Personal information
- Born: October 19, 1963 (age 62) Stillwater, Oklahoma, U.S.
- Listed height: 6 ft 5 in (1.96 m)
- Listed weight: 271 lb (123 kg)

Career information
- High school: Lakewood (Colorado)
- College: Notre Dame
- NFL draft: 1985: 2nd round, 45th overall pick

Career history
- Atlanta Falcons (1985–1993);

Awards and highlights
- Second-team All-American (1984);

Career NFL statistics
- Sacks: 23.5
- Fumble recoveries: 11
- Touchdowns: 2
- Stats at Pro Football Reference

= Mike Gann =

American football player (born 1963)

Michael Alan Gann (born October 19, 1963) is an American former professional football player who was a defensive lineman for nine seasons with the Atlanta Falcons of the National Football League (NFL).
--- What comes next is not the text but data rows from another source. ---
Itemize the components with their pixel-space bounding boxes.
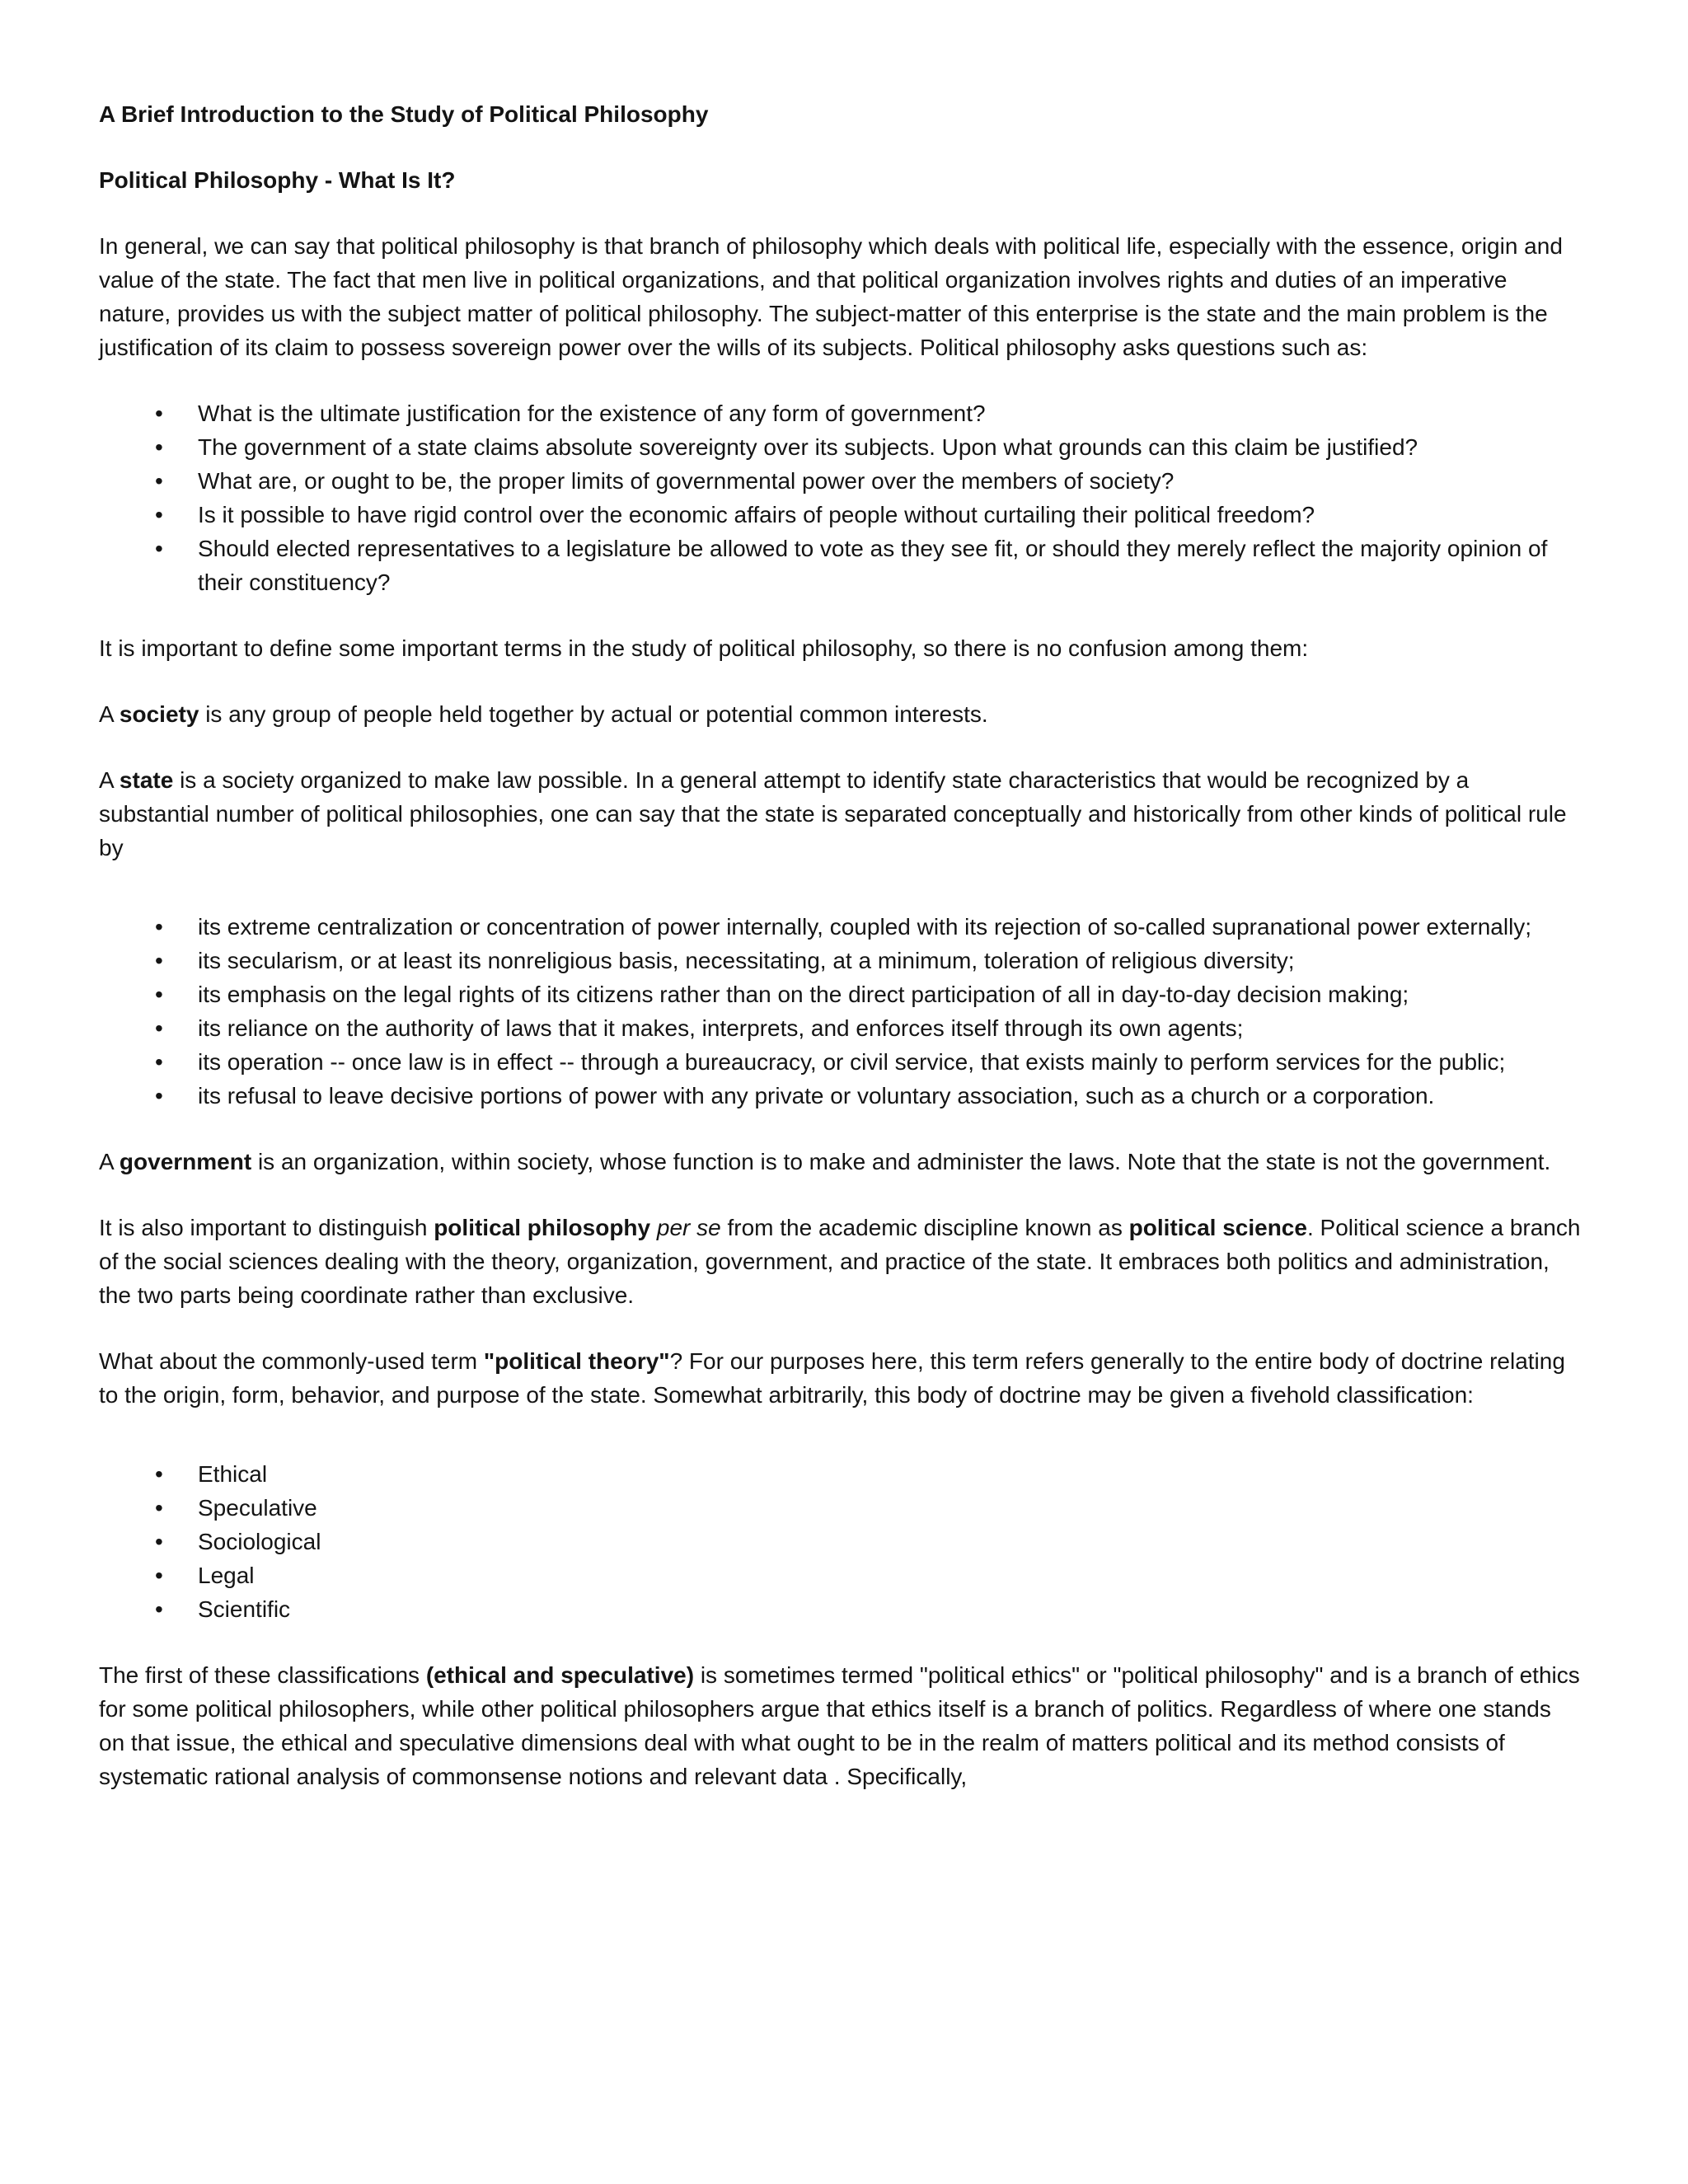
state-characteristics-list xyxy=(99,910,1582,1113)
term-society: society xyxy=(119,701,199,727)
article: A xyxy=(99,767,114,793)
term-political-theory: "political theory" xyxy=(483,1348,670,1374)
definition-text: is a society organized to make law possible. In a general attempt to identify state characteristics that would be recognized by a substantial number of political philosophies, one can say that the state is separated conceptually and historically from other kinds of political rule by xyxy=(99,767,1567,860)
list-item: • Legal xyxy=(198,1558,1582,1592)
paragraph-text: What about the commonly-used term xyxy=(99,1348,478,1374)
section-heading: Political Philosophy - What Is It? xyxy=(99,167,456,193)
paragraph-text: The first of these classifications xyxy=(99,1662,420,1688)
list-item: • Is it possible to have rigid control over the economic affairs of people without curtailing their political freedom? xyxy=(198,498,1582,532)
define-terms-paragraph: It is important to define some important terms in the study of political philosophy, so there is no confusion among them: xyxy=(99,635,1309,661)
paragraph-text: It is also important to distinguish xyxy=(99,1215,428,1240)
list-item: • its refusal to leave decisive portions of power with any private or voluntary association, such as a church or a corporation. xyxy=(198,1079,1582,1113)
document-body xyxy=(99,97,1582,1825)
list-item: • Scientific xyxy=(198,1592,1582,1626)
definition-text: is any group of people held together by actual or potential common interests. xyxy=(205,701,988,727)
list-item: • Ethical xyxy=(198,1457,1582,1491)
paragraph-text: from the academic discipline known as xyxy=(727,1215,1123,1240)
society-definition xyxy=(99,697,1582,731)
paragraph-text: . Political science a branch of the social sciences dealing with the theory, organization, government, and practice of the state. It embraces both politics and administration, the two parts being coordinate rather than exclusive. xyxy=(99,1215,1581,1308)
paragraph-text: is sometimes termed "political ethics" or "political philosophy" and is a branch of ethics for some political philosophers, while other political philosophers argue that ethics itself is a branch of politics. Regardless of where one stands on that issue, the ethical and speculative dimensions deal with what ought to be in the realm of matters political and its method consists of systematic rational analysis of commonsense notions and relevant data . Specifically, xyxy=(99,1662,1580,1789)
list-item: • What are, or ought to be, the proper limits of governmental power over the members of society? xyxy=(198,464,1582,498)
political-theory-paragraph xyxy=(99,1344,1582,1412)
list-item: • Sociological xyxy=(198,1525,1582,1558)
term-political-science: political science xyxy=(1128,1215,1307,1240)
political-science-paragraph xyxy=(99,1211,1582,1312)
list-item: • its reliance on the authority of laws that it makes, interprets, and enforces itself through its own agents; xyxy=(198,1011,1582,1045)
intro-paragraph: In general, we can say that political philosophy is that branch of philosophy which deals with political life, especially with the essence, origin and value of the state. The fact that men live in political organizations, and that political organization involves rights and duties of an imperative nature, provides us with the subject matter of political philosophy. The subject-matter of this enterprise is the state and the main problem is the justification of its claim to possess sovereign power over the wills of its subjects. Political philosophy asks questions such as: xyxy=(99,233,1563,360)
list-item: • Speculative xyxy=(198,1491,1582,1525)
classifications-list xyxy=(99,1457,1582,1626)
list-item: • its secularism, or at least its nonreligious basis, necessitating, at a minimum, toleration of religious diversity; xyxy=(198,944,1582,977)
italic-per-se: per se xyxy=(656,1215,721,1240)
government-definition xyxy=(99,1145,1582,1179)
questions-list xyxy=(99,396,1582,599)
article: A xyxy=(99,1149,114,1174)
term-political-philosophy: political philosophy xyxy=(434,1215,651,1240)
list-item: • Should elected representatives to a legislature be allowed to vote as they see fit, or should they merely reflect the majority opinion of their constituency? xyxy=(198,532,1582,599)
article: A xyxy=(99,701,114,727)
paragraph-text: ? For our purposes here, this term refers generally to the entire body of doctrine relating to the origin, form, behavior, and purpose of the state. Somewhat arbitrarily, this body of doctrine may be given a fivehold classification: xyxy=(99,1348,1565,1408)
closing-paragraph xyxy=(99,1658,1582,1793)
term-government: government xyxy=(119,1149,252,1174)
list-item: • its operation -- once law is in effect -- through a bureaucracy, or civil service, that exists mainly to perform services for the public; xyxy=(198,1045,1582,1079)
list-item: • its extreme centralization or concentration of power internally, coupled with its rejection of so-called supranational power externally; xyxy=(198,910,1582,944)
definition-text: is an organization, within society, whose function is to make and administer the laws. Note that the state is not the government. xyxy=(257,1149,1551,1174)
state-definition xyxy=(99,763,1582,865)
list-item: • The government of a state claims absolute sovereignty over its subjects. Upon what grounds can this claim be justified? xyxy=(198,430,1582,464)
term-ethical-speculative: (ethical and speculative) xyxy=(425,1662,695,1688)
list-item: • What is the ultimate justification for the existence of any form of government? xyxy=(198,396,1582,430)
term-state: state xyxy=(119,767,174,793)
document-title: A Brief Introduction to the Study of Political Philosophy xyxy=(99,101,709,127)
list-item: • its emphasis on the legal rights of its citizens rather than on the direct participation of all in day-to-day decision making; xyxy=(198,977,1582,1011)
Gann was born in Stillwater, Oklahoma and played scholastically at Lakewood High School in Colorado. He played college football for the Notre Dame Fighting Irish, where, as a senior, he was honored by United Press International as a second-team All-American.

Gann was selected by the Falcons in the second round of the 1985 NFL draft, and spent his entire career with them. He started 117 of the 118 games in which he played, recording 23.5 sacks, 1 interception, and 11 fumble recoveries. He scored a touchdown as a rookie on a lateral from teammate Rick Bryan in a win over New Orleans.